Moreover, as someone well said (I don't remember who), what we have now was not received from our parents (that is, the past) but we have it as a loan from our children (the future).

In other words, against everything we are taught, the past never remains in the past, but is reinvented in the present. Therefore, the idea of "leaving the past in the past" or "forgetting the past" is equivalent, if fully implemented, to forget about the future, something that, incidentally, is what many people do.

If Janus teaches us something, it is that, in the passage from one moment to another of our lives, especially when that moment is shared socially, we must look simultaneously in both directions, but not because the future is continuity of the past, but precisely because the future is no longer continuity of the past.

If we only look to the past, there is no future, or we enter the future walking backwards. If we only look to the future, we will lack identity.
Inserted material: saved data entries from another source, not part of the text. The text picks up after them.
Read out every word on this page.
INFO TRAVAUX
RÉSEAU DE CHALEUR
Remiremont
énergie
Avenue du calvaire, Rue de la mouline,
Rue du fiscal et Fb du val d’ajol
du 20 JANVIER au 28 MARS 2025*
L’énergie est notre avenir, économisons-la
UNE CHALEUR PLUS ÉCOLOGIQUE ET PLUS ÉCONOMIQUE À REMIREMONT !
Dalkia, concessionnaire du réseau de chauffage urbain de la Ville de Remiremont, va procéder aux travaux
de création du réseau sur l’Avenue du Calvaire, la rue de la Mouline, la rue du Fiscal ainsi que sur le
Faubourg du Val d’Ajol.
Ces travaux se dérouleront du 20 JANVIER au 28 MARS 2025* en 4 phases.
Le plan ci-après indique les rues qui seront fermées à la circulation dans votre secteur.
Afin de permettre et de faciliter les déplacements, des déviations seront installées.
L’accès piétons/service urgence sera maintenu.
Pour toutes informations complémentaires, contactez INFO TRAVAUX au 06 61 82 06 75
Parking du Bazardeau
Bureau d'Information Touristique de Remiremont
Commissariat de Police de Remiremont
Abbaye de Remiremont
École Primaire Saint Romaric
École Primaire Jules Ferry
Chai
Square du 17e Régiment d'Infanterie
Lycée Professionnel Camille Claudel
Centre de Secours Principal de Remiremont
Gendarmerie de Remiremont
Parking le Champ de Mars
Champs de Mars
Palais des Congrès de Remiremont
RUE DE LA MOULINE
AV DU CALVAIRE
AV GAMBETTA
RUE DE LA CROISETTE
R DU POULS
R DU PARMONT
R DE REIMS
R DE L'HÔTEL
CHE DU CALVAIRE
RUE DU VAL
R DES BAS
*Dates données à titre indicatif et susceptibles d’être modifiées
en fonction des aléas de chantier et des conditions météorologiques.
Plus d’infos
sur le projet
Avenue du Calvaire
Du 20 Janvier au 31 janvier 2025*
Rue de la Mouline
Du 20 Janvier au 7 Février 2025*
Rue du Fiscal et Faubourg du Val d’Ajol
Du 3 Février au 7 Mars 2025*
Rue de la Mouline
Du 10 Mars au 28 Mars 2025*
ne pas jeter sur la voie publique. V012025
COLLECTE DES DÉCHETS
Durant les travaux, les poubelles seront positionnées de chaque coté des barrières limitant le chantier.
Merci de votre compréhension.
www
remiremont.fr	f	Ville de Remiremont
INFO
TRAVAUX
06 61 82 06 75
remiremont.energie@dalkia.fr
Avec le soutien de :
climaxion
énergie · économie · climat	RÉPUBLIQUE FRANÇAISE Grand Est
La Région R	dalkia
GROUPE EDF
But there is another god, Mercury (Hermes, among the Greeks), known for being the messenger of the gods. At the same time, Mercury is also known for manifesting (although not as himself) in moments of transition, be it a physical (passing through a door) or temporal (beginning of the year) transition. And those are the moments that Mercury uses to deceive us.

I must correct myself: Mercury doesn’t deceive us. He does something even more worrisome: he creates the space for us to deceive ourselves. And once we deceive ourselves (that is, we betray ourselves), we not only cease to be who we should be, but we rationalize and justify our decision.

Therefore, at the end of each year we promise that we will stop doing many things and that in the new year we will achieve what we have not achieved the previous year. But it is only a self-deception, as evidenced by the messages on social networks "declaring" abundance and prosperity, posted by those persons who a year ago "declared" the same things and still didn’t succeed.

In a way, even if we don't recognize it, Janus and Mercury are still as active as they always were. After all, they are expressions of our psychology every time we cross a threshold.